Mit Einwechslung von Kevin Bua für den quasi unsichtbaren Ricky van Wolfswinkel sowie von Dimitri Oberlin (für Blas Riveros) und einer Umstellung vom 3-4-3 auf ein 4-4-2 eroberte sich der FCB deutlich mehr Spielanteile in einer allerdings von Manchester weitgehend kontrollierten Partie. Das auch den Schlusspunkt setzte mit dem Treffer des eingewechselten Marcus Rashford.
Manchester United bleibt damit 19 Heimspiele in der Champions League ungeschlagen, und die Aufgabe für den FCB wird in dieser Gruppe durch den Überraschungserfolg von ZSKA Moskau bei Benfica Lissabon (2:1) nicht einfacher.
» Die Zusammenfasssung des Spiels im Video
Trainer-Monologe: «Wir waren anfangs zu passiv und ängstlich»
Raphael Wicky:
«Es steht 3:0 für Manchester, und das ist nicht das, was man sich wünscht. Ich habe der Mannschaft aber gesagt, wenn wir diese Leidenschaft, diesen Spirit jede Woche in der Schweiz auf den Platz bringen, dann werden wir dahin kommen, wo wir hin wollen. Diese Mannschaft lebt, sie hat Charakter gezeigt und sie hat probiert zu spielen. Das war eine gute Reaktion, auch wenn es nach einem 0:3 blöd klingt.
Wir haben in der ersten Halbzeit viele Probleme über unsere linke Seite gehabt, aber wenn es Tor passiert, ist es meistens nicht nur ein Fehler. Mkhitaryan hat viele Freiheiten zwischen den Linien gehabt und kann die Verlagerung beim 1:0 spielen. Und Blas Riveros ist 19 Jahre und wird aus solchen Situationen lernen.»
Der Novize und der alte Hase: Raphael Wicky im Anzug im Dauerregen von Manchester, dahinter José Mourinho.
Wicky weiter: «Für ein besseres Resultat müssen alle einen ausserordentlichen Tag haben. Das war leider nicht so.
Natürlich kann man sagen, dass man beim zweiten Gegentor besser verteidigen kann. Aber für irgend etwas hat Lukaku 90 Millionen gekostet. Danach war es schwierig für uns, in einer Phase, in der wir nicht so schlecht waren. Aber das haben wir in der Analyse vor dem Spiel gesehen: Manchester lässt den Gegner zum Teil mitspielen, und irgendwann stechen sie wieder zu. Dann sind sie extrem effizient.

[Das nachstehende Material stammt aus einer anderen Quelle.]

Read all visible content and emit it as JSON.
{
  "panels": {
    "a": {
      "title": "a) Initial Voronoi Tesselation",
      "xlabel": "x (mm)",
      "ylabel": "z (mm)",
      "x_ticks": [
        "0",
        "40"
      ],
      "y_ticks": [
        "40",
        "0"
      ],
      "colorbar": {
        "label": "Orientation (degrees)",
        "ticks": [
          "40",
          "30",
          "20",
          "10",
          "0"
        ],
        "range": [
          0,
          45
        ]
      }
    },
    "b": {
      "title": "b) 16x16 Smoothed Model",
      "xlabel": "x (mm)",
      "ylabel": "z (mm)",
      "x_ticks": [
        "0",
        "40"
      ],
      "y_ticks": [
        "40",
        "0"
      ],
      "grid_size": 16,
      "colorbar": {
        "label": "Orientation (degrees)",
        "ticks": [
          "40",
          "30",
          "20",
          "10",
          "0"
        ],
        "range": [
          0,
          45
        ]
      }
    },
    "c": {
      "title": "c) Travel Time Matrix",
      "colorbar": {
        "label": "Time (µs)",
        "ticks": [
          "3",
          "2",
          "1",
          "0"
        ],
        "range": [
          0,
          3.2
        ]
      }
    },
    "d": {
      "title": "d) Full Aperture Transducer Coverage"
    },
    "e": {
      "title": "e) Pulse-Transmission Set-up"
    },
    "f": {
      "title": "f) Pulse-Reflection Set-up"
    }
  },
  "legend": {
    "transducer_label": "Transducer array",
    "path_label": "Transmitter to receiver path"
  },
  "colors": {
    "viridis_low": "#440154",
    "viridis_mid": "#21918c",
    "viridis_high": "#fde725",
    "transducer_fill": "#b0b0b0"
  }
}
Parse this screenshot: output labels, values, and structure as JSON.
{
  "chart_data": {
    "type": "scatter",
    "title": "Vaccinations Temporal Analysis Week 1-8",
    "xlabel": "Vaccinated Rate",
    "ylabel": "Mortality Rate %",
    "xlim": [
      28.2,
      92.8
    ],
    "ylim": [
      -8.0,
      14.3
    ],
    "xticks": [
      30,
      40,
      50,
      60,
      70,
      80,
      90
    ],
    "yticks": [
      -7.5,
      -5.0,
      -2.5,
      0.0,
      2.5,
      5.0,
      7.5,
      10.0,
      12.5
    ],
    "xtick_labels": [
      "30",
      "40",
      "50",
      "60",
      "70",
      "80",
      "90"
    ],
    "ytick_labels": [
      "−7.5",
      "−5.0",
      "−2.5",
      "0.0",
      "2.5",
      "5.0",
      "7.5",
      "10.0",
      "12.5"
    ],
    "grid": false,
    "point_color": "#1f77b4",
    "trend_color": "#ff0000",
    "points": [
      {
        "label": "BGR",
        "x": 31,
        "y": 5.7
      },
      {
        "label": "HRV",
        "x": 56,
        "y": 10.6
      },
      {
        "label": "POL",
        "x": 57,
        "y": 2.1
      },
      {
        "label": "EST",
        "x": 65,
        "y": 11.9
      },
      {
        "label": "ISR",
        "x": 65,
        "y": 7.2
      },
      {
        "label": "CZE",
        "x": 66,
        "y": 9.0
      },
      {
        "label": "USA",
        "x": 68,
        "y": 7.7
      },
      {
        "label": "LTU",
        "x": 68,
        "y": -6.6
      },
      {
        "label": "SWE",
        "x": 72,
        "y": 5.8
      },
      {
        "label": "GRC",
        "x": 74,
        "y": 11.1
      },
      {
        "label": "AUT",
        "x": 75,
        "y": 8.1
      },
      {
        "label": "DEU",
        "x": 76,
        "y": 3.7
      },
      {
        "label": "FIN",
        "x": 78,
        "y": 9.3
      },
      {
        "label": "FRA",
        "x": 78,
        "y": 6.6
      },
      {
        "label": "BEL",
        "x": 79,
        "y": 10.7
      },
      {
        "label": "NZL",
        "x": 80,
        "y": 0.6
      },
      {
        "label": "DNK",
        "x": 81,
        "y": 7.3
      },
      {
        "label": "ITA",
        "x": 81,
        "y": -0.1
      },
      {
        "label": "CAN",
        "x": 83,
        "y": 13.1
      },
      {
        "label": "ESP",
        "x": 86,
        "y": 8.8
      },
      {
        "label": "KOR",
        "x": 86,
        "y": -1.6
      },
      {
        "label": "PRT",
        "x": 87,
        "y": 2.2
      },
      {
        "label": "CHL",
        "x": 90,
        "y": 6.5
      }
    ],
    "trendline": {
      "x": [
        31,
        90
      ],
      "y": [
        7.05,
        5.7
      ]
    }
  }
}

Wir wussten, dass wir weniger Ballbesitz haben werden, aber für mein Gefühl sind wir in der ersten Halbzeit fast zu passiv und zu ängstlich gewesen. Vor allem mit dem Ball. Wir haben den Ball zu schnell verloren, und wir können schon Fussball spielen, das hat man ja nachher auch gesehen. Aber man muss auch den Mut dazu haben. In der zweiten Halbzeit haben wir das besser gemacht, haben aber auch mehr Gegentore bekommen.»
José Mourinho: «Ärgere mich ein bisschen»
«Wir sind glücklich über die Punkte, denn der Start ist immer wichtig. In der ersten Halbzeit hat Basel gut verteidigt. Sie sind kompakt gestanden und haben alle Lücken geschlossen. Dann haben wir das Tor mit einem guten Angriff erzielt – und mit der wichtigen Qualität, die Fellaini ins Team bringt.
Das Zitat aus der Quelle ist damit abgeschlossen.